In Papua Nuova Guinea il senso di comunità è molto forte, la condivisione naturale: «Se un abitante possiede qualcosa è tutto il villaggio che ne gode. Siamo uniti e noi religiosi facciamo parte delle loro famiglie. Le nostre confessioni sono lunghissime perché chi si confessa è veramente pentito dei peccati e viene da noi per ottenere il perdono di Dio. Siamo considerati dei papà o fratelli maggiori. Tant’è — ci confida padre Tomás — che quando nasce un bambino i genitori vogliono che siamo noi a decidere il nome del nascituro». Ed è così (sorride) che in Papua Nuova Guinea «molti piccoli si chiamano Francesco, Giulio, Matteo, Maria, Maddalena».
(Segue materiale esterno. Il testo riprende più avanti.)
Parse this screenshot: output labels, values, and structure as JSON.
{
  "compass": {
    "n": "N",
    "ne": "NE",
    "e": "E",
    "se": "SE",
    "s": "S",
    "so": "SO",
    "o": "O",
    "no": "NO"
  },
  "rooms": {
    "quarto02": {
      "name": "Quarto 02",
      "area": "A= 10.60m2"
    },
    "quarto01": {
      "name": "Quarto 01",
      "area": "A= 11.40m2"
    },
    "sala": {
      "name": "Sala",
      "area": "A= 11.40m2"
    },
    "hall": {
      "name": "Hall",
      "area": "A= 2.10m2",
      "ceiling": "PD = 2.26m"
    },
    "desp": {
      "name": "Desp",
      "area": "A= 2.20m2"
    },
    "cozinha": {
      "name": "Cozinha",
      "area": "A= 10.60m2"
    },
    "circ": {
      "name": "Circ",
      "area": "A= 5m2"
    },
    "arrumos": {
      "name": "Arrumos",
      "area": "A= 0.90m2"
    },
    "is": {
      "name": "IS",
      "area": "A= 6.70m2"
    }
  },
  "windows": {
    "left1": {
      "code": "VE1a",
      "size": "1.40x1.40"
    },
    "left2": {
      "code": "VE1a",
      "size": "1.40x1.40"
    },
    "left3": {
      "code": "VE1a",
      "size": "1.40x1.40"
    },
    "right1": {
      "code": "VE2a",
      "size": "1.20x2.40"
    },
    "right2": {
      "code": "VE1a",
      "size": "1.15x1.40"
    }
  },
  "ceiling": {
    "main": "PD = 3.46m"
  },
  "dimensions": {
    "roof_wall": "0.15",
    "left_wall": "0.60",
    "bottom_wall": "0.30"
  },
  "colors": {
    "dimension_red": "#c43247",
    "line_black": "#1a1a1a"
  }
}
Il missionario argentino, inoltre, sta dando un enorme contributo all’evangelizzazione e traducendo i testi liturgici e il messale nella lingua locale (pidgi o tok pisin): ciò facilita la popolazione alla comprensione della parola di Dio. I ragazzini sono istruiti e vogliono non solo ascoltare il Vangelo ma anche leggerlo. Padre Tomás è convinto dell’importanza della formazione permanente alla fede avendo come destinatari bambini, giovani, studenti e adulti. «Certamente — conclude il sacerdote — la Papua Nuova Guinea ha bisogno di più missionari per consolidare l’opera di evangelizzazione». Oggi su diciannove diocesi vi sono circa seicento sacerdoti: «Siamo pochi considerando che le nostre chiese straripano di fedeli, ma con l’aiuto di Dio cerchiamo di proclamare la Parola e raggiungere ogni angolo dell’arcipelago. Io ce la metto tutta e non ho alcuna intenzione di fermarmi. Questa è la mia missione: evangelizzare».